CHAPTER 56 - PANAH DAN PELURU
Gusafar benci menyisakan makanan. Ia rajin menasihati monyet-monyetnya agar selalu menghabiskan jatah makan. Namun, sepuluh orang yang berhasil kabur dari hutan itu adalah sebuah kegagalan. Meski demikian, orang-orang itu juga tidak bisa dibilang beruntung. Mungkin luka cakar dan gigitan monyet tak seberapa dibanding luka sobek karena pedang, atau tulang hancur karena besi, tapi siapa yang bisa menjamin monyet-monyet tadi tidak membawa penyakit. Bisa jadi mereka sampai di rumah dengan selamat, tapi meninggal lima hari kemudian karena kejang-kejang.
Mereka tidak kabur sembarangan. Tujuan mereka telah tercapai, yakni keluar dari hutan. Benar prediksi mereka. Monyet-monyet itu berhenti mengejar tepat setelah barisan pohon terakhir hutan Sumbergede yang berbatasan dengan jalan besar.
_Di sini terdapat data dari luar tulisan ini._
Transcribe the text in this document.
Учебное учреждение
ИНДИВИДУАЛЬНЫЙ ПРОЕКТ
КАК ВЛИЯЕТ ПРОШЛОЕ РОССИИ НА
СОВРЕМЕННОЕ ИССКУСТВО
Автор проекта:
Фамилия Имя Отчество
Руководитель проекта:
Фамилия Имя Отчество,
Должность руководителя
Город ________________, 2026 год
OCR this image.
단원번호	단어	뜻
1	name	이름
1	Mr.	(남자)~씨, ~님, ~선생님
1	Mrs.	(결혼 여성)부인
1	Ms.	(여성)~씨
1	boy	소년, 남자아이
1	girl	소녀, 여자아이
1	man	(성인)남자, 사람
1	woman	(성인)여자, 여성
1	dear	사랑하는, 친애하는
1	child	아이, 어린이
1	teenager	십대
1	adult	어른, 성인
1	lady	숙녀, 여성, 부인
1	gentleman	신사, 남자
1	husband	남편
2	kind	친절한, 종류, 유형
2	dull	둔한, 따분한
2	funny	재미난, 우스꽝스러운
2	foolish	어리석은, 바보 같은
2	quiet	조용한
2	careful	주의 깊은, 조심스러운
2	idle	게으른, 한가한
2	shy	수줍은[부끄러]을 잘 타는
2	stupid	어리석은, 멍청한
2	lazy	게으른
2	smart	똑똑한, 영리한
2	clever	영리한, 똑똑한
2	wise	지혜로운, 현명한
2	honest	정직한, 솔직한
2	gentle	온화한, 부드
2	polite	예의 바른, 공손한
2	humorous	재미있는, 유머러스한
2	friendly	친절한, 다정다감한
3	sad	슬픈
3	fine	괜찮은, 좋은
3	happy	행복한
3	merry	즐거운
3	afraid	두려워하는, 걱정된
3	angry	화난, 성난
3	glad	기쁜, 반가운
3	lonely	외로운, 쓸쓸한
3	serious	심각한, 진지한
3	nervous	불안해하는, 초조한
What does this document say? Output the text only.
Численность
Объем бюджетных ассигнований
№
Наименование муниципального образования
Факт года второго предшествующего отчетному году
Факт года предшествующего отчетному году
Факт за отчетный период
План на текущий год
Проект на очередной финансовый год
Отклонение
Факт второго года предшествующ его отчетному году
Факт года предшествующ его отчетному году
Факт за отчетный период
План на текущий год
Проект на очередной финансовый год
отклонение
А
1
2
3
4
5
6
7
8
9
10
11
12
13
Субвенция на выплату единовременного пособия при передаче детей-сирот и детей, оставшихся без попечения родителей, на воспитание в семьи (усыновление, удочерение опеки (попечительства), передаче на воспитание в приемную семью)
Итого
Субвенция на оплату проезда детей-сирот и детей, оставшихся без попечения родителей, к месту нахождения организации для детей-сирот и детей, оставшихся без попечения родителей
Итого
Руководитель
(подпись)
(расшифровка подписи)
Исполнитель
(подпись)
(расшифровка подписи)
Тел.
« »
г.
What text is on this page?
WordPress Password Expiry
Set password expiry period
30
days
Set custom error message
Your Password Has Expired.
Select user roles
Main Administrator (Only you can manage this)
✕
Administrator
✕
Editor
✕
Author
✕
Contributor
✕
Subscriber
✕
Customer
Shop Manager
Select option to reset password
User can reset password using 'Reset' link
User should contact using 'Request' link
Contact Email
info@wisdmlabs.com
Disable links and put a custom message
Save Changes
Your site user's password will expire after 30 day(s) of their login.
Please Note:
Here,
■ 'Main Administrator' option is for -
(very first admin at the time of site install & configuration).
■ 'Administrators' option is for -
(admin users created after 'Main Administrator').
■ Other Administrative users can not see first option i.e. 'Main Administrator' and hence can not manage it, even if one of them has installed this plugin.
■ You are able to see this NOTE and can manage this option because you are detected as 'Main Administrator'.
Hari belum terlalu larut. Masih lewat beberapa truk besar mengangkut hasil bumi dan bahan bangunan. Sepuluh orang itu terus menyusuri pinggiran jalan, mirip peserta lari maraton yang tertinggal rombongan. Bedanya, mereka berlari sambil menahan perih. Ada tanda cinta dari monyet Sumbergede yang membekaskan warna ungu dan mulai kehitaman.
Di pinggir jalan, di bawah pohon asam yang batangnya dicat putih dan hitam, sebuah truk sedang menunggu tumpangan. Pengemudinya sedang siaga sembari merokok. Melihat enam orang berlari kelimpungan menuju ke arahnya, sopir truk menarik sebilah parang dari samping kursi kemudi. Sekadar berjaga kalau yang datang bukanlah orang yang diharapkan.
"Long, misi gagal!" teriak Harun sambil menggedor pintu mobil.
"Gagal? Terus, Rodin?" tanya si sopir, gelagapan.
"Nanti saja bicaranya. Kita harus pergi sekarang."
Harun naik di depan, di samping sopir, sembilan temannya naik di belakang, pada bak truk yang sedang mengangkut panen kacang. Bak itu tertutup terpal. Sengaja disiapkan untuk mengantar dan menjemput para anggota.
"Berangkat!" Harun memberi perintah.
Mesin truk sudah menyala. Tiba-tiba mereka dikagetkan oleh suara letupan keras, yang berakhir dengan desis angin.
"Kenapa, Long?"
"Bannya, Bos," jawab sopir, panik.
Suara yang sama juga terdengar di belakang sebanyak tiga kali. Truk yang semula gagah dan siap berangkat, kini lumpuh dan jadi tak berguna.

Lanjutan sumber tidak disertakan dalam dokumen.